Выбрать главу

— Петро Спиридонович, — снова не удержался Хворостянкин, — о своем колхозе мы поговорим на правлении… Вы по докладу…

— А я и так по докладу, — усмехаясь, ответил старик. — Мы тут решаем насчет коммунизма, а у тебя в колхозе самого простого порядка нету. Те самые обручи никуда не годятся, рассыпаются! Это и есть по докладу. Людям мы намечаем богатую да удобную жизнь, а ты, Игнат Савельич, присмотрись, может, кто еще непригожий к той жизни, — вот оно и получится аккурат по докладу.

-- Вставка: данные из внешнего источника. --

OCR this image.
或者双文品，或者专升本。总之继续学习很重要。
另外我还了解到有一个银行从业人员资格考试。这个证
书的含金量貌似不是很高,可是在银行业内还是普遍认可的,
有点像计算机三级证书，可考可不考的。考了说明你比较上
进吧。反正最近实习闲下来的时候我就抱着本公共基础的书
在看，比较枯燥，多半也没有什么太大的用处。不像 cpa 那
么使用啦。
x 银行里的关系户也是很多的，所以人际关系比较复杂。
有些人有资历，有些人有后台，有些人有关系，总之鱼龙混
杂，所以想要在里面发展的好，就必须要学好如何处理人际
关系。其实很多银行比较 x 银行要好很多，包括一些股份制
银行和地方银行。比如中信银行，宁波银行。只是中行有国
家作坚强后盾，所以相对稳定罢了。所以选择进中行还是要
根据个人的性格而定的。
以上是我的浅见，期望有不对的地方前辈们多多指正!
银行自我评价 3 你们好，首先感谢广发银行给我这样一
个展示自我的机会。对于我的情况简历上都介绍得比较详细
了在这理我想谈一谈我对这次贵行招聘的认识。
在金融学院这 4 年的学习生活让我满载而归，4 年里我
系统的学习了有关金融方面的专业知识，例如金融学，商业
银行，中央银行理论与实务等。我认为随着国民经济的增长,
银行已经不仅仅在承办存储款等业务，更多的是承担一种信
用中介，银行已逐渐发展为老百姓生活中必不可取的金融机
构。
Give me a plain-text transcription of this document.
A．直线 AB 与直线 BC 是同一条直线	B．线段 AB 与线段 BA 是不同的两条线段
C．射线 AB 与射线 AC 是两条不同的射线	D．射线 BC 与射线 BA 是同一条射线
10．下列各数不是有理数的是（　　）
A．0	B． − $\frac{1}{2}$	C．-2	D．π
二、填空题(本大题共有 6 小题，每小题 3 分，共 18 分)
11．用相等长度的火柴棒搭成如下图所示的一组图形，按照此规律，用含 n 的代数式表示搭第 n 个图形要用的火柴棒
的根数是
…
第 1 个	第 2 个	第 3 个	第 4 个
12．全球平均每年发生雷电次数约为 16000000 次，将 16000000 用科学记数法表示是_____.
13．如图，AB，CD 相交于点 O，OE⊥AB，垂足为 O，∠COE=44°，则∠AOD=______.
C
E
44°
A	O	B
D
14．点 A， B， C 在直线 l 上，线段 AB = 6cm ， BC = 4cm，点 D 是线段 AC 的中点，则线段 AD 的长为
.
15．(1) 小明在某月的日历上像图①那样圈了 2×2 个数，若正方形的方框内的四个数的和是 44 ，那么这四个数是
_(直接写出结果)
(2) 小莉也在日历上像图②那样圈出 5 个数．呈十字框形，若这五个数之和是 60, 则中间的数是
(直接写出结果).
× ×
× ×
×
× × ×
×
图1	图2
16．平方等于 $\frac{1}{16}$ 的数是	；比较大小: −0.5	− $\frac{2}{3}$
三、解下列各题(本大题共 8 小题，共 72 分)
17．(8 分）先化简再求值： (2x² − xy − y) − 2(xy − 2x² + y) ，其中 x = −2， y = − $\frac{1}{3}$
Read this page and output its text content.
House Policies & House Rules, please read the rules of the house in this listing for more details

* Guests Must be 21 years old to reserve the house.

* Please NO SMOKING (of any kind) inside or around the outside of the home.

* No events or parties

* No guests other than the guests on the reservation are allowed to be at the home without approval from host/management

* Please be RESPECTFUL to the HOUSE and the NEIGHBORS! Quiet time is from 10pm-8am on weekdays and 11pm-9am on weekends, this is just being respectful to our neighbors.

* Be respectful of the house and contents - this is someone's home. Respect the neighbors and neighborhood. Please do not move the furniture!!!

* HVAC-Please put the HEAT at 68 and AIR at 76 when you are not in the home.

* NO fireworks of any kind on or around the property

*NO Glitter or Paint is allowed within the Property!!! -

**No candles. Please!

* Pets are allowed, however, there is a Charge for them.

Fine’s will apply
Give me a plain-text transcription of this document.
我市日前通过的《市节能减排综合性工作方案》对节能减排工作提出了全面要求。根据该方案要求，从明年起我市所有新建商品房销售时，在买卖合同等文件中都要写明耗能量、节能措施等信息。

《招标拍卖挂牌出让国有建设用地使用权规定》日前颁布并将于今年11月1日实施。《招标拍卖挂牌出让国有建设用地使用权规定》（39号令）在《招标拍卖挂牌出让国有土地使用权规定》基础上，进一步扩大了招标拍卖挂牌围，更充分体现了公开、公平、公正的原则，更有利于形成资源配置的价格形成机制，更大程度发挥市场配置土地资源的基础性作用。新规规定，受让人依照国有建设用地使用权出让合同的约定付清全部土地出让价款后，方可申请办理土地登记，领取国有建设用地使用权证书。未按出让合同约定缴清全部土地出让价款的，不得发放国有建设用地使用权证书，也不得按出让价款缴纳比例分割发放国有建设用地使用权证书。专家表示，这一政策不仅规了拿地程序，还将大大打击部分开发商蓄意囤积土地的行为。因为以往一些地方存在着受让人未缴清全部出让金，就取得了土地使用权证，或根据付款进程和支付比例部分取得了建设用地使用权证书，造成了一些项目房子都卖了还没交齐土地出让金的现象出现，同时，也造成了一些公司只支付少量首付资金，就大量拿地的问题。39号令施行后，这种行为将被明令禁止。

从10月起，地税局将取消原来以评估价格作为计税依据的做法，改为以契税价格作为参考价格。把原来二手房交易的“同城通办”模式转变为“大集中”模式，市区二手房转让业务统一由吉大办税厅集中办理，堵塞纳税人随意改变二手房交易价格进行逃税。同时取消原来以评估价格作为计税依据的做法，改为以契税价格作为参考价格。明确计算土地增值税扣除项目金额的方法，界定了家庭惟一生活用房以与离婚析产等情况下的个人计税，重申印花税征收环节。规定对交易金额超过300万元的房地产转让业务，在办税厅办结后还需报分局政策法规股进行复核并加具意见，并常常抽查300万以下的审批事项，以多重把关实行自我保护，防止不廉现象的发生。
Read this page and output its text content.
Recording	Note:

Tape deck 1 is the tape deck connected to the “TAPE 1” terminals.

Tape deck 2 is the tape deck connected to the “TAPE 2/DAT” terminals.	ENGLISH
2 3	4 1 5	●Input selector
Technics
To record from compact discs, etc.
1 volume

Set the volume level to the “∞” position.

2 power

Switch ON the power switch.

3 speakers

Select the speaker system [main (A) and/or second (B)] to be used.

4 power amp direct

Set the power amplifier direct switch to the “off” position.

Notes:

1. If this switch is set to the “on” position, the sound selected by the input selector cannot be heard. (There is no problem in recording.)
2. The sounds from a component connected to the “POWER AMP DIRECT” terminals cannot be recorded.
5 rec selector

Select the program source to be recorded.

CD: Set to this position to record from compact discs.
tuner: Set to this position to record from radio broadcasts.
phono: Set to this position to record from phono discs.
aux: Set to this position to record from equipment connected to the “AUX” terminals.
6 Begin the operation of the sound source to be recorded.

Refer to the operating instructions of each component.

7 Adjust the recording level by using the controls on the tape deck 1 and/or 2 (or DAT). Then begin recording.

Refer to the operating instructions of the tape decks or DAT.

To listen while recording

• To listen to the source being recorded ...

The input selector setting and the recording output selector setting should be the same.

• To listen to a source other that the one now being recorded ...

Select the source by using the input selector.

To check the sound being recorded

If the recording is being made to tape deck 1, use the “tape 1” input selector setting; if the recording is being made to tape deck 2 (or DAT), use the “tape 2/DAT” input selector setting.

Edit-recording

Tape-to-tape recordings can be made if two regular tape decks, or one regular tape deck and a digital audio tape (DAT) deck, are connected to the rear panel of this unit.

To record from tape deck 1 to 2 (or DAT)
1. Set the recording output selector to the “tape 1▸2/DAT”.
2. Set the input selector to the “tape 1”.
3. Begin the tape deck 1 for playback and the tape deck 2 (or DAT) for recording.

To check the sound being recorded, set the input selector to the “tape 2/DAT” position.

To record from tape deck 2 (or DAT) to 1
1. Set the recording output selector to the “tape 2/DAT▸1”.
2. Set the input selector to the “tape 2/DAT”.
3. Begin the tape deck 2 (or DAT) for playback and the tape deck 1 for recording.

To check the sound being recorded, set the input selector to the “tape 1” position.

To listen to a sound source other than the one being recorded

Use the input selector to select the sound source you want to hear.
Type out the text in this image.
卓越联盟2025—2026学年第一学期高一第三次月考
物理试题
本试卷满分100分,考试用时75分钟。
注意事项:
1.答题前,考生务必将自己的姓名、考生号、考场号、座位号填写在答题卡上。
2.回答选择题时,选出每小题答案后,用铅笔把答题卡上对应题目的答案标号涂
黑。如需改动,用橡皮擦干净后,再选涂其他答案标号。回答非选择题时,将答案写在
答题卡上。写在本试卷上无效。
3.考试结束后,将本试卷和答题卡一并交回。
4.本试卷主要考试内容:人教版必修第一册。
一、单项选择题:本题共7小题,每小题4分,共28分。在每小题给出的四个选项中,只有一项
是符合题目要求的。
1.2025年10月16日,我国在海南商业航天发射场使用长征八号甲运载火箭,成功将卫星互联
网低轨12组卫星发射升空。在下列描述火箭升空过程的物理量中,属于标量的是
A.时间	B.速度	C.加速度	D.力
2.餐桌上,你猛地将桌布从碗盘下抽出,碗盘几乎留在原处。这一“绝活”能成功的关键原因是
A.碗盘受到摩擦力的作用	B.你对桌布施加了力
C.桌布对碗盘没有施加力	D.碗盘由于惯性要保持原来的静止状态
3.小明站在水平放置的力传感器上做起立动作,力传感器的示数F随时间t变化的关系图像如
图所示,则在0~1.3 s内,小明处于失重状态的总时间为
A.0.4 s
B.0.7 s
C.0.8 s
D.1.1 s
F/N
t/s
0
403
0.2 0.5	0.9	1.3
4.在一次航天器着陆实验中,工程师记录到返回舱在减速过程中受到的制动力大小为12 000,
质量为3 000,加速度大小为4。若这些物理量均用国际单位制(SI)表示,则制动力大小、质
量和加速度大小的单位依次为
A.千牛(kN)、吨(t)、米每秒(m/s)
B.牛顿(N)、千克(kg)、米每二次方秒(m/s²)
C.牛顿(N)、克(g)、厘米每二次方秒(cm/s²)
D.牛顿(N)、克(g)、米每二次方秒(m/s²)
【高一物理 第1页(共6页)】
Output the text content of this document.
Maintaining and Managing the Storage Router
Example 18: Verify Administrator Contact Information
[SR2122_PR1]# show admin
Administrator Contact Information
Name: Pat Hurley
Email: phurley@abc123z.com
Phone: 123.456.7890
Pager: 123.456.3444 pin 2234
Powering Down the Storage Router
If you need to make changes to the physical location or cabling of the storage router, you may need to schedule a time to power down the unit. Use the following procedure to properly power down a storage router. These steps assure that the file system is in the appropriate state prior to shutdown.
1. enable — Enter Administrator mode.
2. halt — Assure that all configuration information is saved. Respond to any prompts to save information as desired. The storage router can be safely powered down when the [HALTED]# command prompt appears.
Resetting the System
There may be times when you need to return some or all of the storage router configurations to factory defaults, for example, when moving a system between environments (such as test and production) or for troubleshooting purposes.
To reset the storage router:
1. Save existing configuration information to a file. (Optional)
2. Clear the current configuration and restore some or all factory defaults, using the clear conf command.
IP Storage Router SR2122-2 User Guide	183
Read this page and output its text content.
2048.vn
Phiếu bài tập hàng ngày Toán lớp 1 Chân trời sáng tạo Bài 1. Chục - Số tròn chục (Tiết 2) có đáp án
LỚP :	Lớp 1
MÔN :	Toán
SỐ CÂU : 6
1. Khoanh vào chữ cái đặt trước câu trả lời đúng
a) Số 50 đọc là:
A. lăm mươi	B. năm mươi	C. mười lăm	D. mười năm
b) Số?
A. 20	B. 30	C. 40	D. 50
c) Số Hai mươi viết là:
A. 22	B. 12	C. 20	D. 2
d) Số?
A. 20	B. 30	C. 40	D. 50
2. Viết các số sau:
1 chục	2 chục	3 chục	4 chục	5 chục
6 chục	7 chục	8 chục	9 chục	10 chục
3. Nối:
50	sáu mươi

Есть же у нас, чума их побери, такие граждане, какие числятся в колхозе, справки и там еще что ты им подписываешь, а они только торговлей живут… Это же не колхозники, а какие-то спекулянты. Об этом предмете и подумать надо. А то построим там всякие научные дома, дороги, леса разведем, водой снабдим, купальня в доме и все такое прочее — вещь стоящая. А только и людей к этому надо подстраивать, сказать — подлаживать, особливо тех, кто еще виляет хвостом — и нашим и вашим… Про это я и хотел высказать.

Старик снова поклонился, надел шапку и, выждав, пока стихнут аплодисменты, сошел вниз.

Затем выступал бригадир тракторной бригады, молодой высокий и худой парень. Говорил горячо, блестя молодыми, жаркими глазами. Во время его выступления Кондратьев пробрался к президиуму, поздоровался и отозвал в сторонку Сергея:

— Сколько выступило?

— Это шестнадцатый… Ты будешь?

— Я с животноводами вдоволь наговорился. — Кондратьев наклонился и шепотом проговорил: — Будешь заключать — старика поддержи: толковый казачина…

Время уже было позднее, когда собрание закрылось и станичная площадь опустела. Кондратьев и Сергей задержались в станичном Совете, поговорили о текущих делах с председателями колхозов и тоже уехали.

За станицей, как только минули мостик через речонку Родники, открывалась холмистая степь, и машина, рассекая огнями фар темноту, освещала то цветущий, выраставший стеной подсолнух, то серебристо-желтые колосья ячменя, то низкое и густое, как щетка, просо. В приспущенные стекла со свистом бился ветер — пахло свежестью трав и зреющих хлебов. Кондратьев сидел несколько боком, наклонясь к Сергею, и держался рукой за поясницу.

— Да, плохой из меня кавалерист, — пожаловался он. — Разбился в седле.

— Это пройдет, — сказал Сергей. — Ну, как там поживают наши «курортники»? Как отнеслись к плану?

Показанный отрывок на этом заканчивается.